Szef węgierskiego MSZ zaznaczył, że "obecny polski rząd krytykuje i obwinia nas za import ropy z Rosji, która jest niezbędna do funkcjonowania kraju", choć - według niego - Polacy również są wśród klientów "jednej z największych rosyjskich firm naftowych".
Szijjarto zareagował na stanowisko, jakie zajęło polskie MSZ w odpowiedzi na sobotnie przemówienie premiera Węgier Viktora Orbana w Rumunii, w którym m.in. skrytykował Polskę.

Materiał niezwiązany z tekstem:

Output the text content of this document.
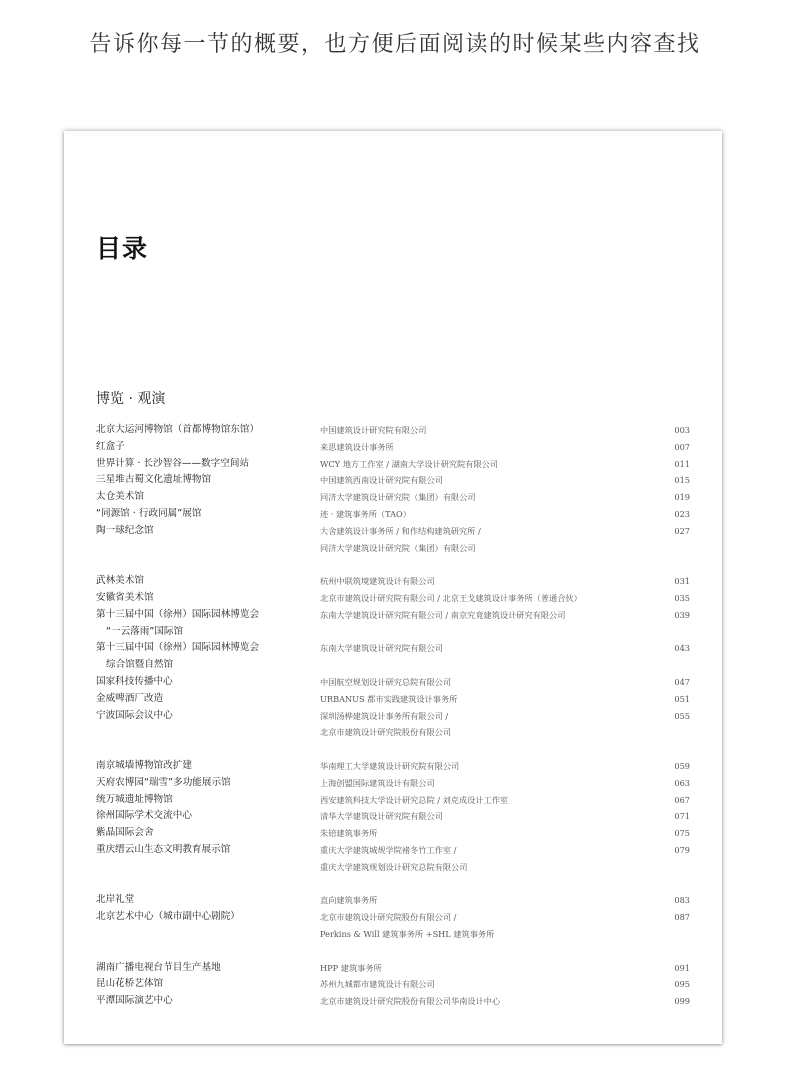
告诉你每一节的概要，也方便后面阅读的时候某些内容查找
目录
博览 · 观演
北京大运河博物馆（首都博物馆东馆）	中国建筑设计研究院有限公司	003
红盒子	来思建筑设计事务所	007
世界计算 · 长沙智谷——数字空间站	WCY 地方工作室 / 湖南大学设计研究院有限公司	011
三星堆古蜀文化遗址博物馆	中国建筑西南设计研究院有限公司	015
太仓美术馆	同济大学建筑设计研究院（集团）有限公司	019
“同源馆 · 行政同属”展馆	迹 · 建筑事务所（TAO）	023
陶一球纪念馆	大舍建筑设计事务所 / 和作结构建筑研究所 /	027
同济大学建筑设计研究院（集团）有限公司
武林美术馆	杭州中联筑境建筑设计有限公司	031
安徽省美术馆	北京市建筑设计研究院有限公司 / 北京王戈建筑设计事务所（普通合伙）	035
第十三届中国（徐州）国际园林博览会	东南大学建筑设计研究院有限公司 / 南京究竟建筑设计研究有限公司	039
“一云落雨”国际馆
第十三届中国（徐州）国际园林博览会	东南大学建筑设计研究院有限公司	043
综合馆暨自然馆
国家科技传播中心	中国航空规划设计研究总院有限公司	047
金威啤酒厂改造	URBANUS 都市实践建筑设计事务所	051
宁波国际会议中心	深圳汤桦建筑设计事务所有限公司 /	055
北京市建筑设计研究院股份有限公司
南京城墙博物馆改扩建	华南理工大学建筑设计研究院有限公司	059
天府农博园“瑞雪”多功能展示馆	上海创盟国际建筑设计有限公司	063
统万城遗址博物馆	西安建筑科技大学设计研究总院 / 刘克成设计工作室	067
徐州国际学术交流中心	清华大学建筑设计研究院有限公司	071
紫晶国际会舍	朱锫建筑事务所	075
重庆缙云山生态文明教育展示馆	重庆大学建筑城规学院褚冬竹工作室 /	079
重庆大学建筑规划设计研究总院有限公司
北岸礼堂	直向建筑事务所	083
北京艺术中心（城市副中心剧院）	北京市建筑设计研究院股份有限公司 /	087
Perkins & Will 建筑事务所 +SHL 建筑事务所
湖南广播电视台节目生产基地	HPP 建筑事务所	091
昆山花桥艺体馆	苏州九城都市建筑设计有限公司	095
平潭国际演艺中心	北京市建筑设计研究院股份有限公司华南设计中心	099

"Nie prowadzimy interesów z Rosją w przeciwieństwie do pana premiera Orbana, który znajduje się na marginesie społeczeństwa międzynarodowego - i w Unii Europejskiej i w NATO" - podkreślił w niedzielę wiceminister spraw zagranicznych Władysław Teofil Bartoszewski.
Wiceszef MSZ przypomniał, że Orban obecnie blokuje 2 mld zł, które należą się Polsce z UE na refundację za przekazany przez Polskę sprzęt wojskowy Ukrainie.

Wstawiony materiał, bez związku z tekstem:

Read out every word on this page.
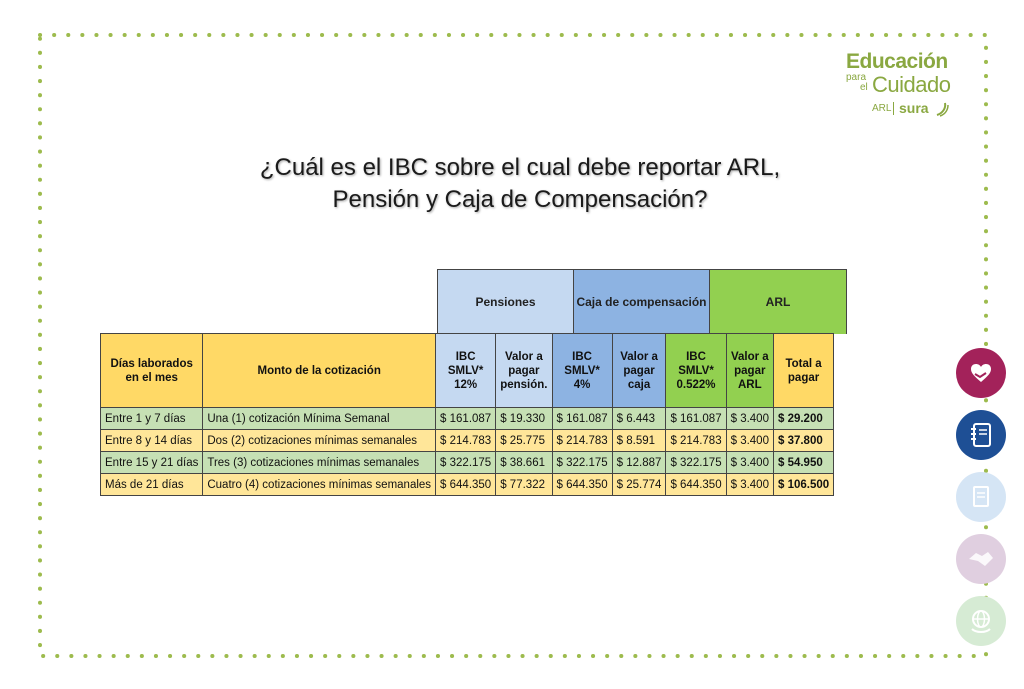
Educación
para
el Cuidado
ARL sura
¿Cuál es el IBC sobre el cual debe reportar ARL,
Pensión y Caja de Compensación?
Pensiones	Caja de compensación	ARL
Días laborados en el mes	Monto de la cotización	IBC SMLV* 12%	Valor a pagar pensión.	IBC SMLV* 4%	Valor a pagar caja	IBC SMLV* 0.522%	Valor a pagar ARL	Total a pagar
Entre 1 y 7 días	Una (1) cotización Mínima Semanal	$ 161.087	$ 19.330	$ 161.087	$ 6.443	$ 161.087	$ 3.400	$ 29.200
Entre 8 y 14 días	Dos (2) cotizaciones mínimas semanales	$ 214.783	$ 25.775	$ 214.783	$ 8.591	$ 214.783	$ 3.400	$ 37.800
Entre 15 y 21 días	Tres (3) cotizaciones mínimas semanales	$ 322.175	$ 38.661	$ 322.175	$ 12.887	$ 322.175	$ 3.400	$ 54.950
Más de 21 días	Cuatro (4) cotizaciones mínimas semanales	$ 644.350	$ 77.322	$ 644.350	$ 25.774	$ 644.350	$ 3.400	$ 106.500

Podczas odbywającej się w Baile Tusnad w Transylwanii corocznej edycji Letniego Wolnego Uniwersytetu, określanej jako impreza środowisk Fideszu i mniejszości węgierskiej, Orban nazwał politykę rządu w Warszawie "obłudną”.
"Polacy prowadzą obłudną politykę. Krytykują nas za nasze stosunki z Rosją, a prowadzą z nią interesy przez pośredników. Takiej hipokryzji ze strony państwa nigdy nie widziałem" – powiedział premier Węgier.
Orban oskarżył Polskę o doprowadzenie do zmiany układu sił w Europie przez osłabienie osi Berlin-Paryż na rzecz nowej konfiguracji: Londyn, Warszawa, Kijów, kraje bałtyckie i Skandynawia. W ten sposób osłabiona miała zostać także Grupa Wyszehradzka, która w interpretacji Orbana miała opierać się na uznaniu silnych Niemiec i Rosji i tworzyć trzecią ważną siłę.
Premier Indii Narendra Modi może w sierpniu udać się z wizytą na Ukrainę - powiadomiła agencja Reutera, powołując się na indyjskie media. Do spotkania Modiego z władzami Ukrainy w Kijowie miałoby dojść przy okazji ukraińskiego Dnia Niepodległości, obchodzonego 24 sierpnia.
Byłaby to pierwsza wizyta Modiego w Ukrainie od początku wojny. Według portalu Hindustan Times Modi może wówczas odwiedzić również Polskę.
Modi spotkał się z Putinem w pierwszej połowie lipca - w czasie, gdy rosyjska rakieta uderzyła w szpital dziecięcy Ochmatdyt w Kijowie. W stolicy Ukrainy zginęło wówczas ponad 30 osób. Po jego spotkaniu z władzami Rosji powiadomiono, że rosyjski resort obrony rozwiązał kontrakty z 20 obywatelami Indii, których wcześniej zmuszono podstępem do udziału w inwazji na Ukrainę. Prezydent Ukrainy Wołodymyr Zełenski ocenił wówczas, że wizyta Modiego w Moskwie w takim dniu i uściski z dyktatorem są "wielkim rozczarowaniem i ogromnym ciosem dla wysiłków na rzecz pokoju".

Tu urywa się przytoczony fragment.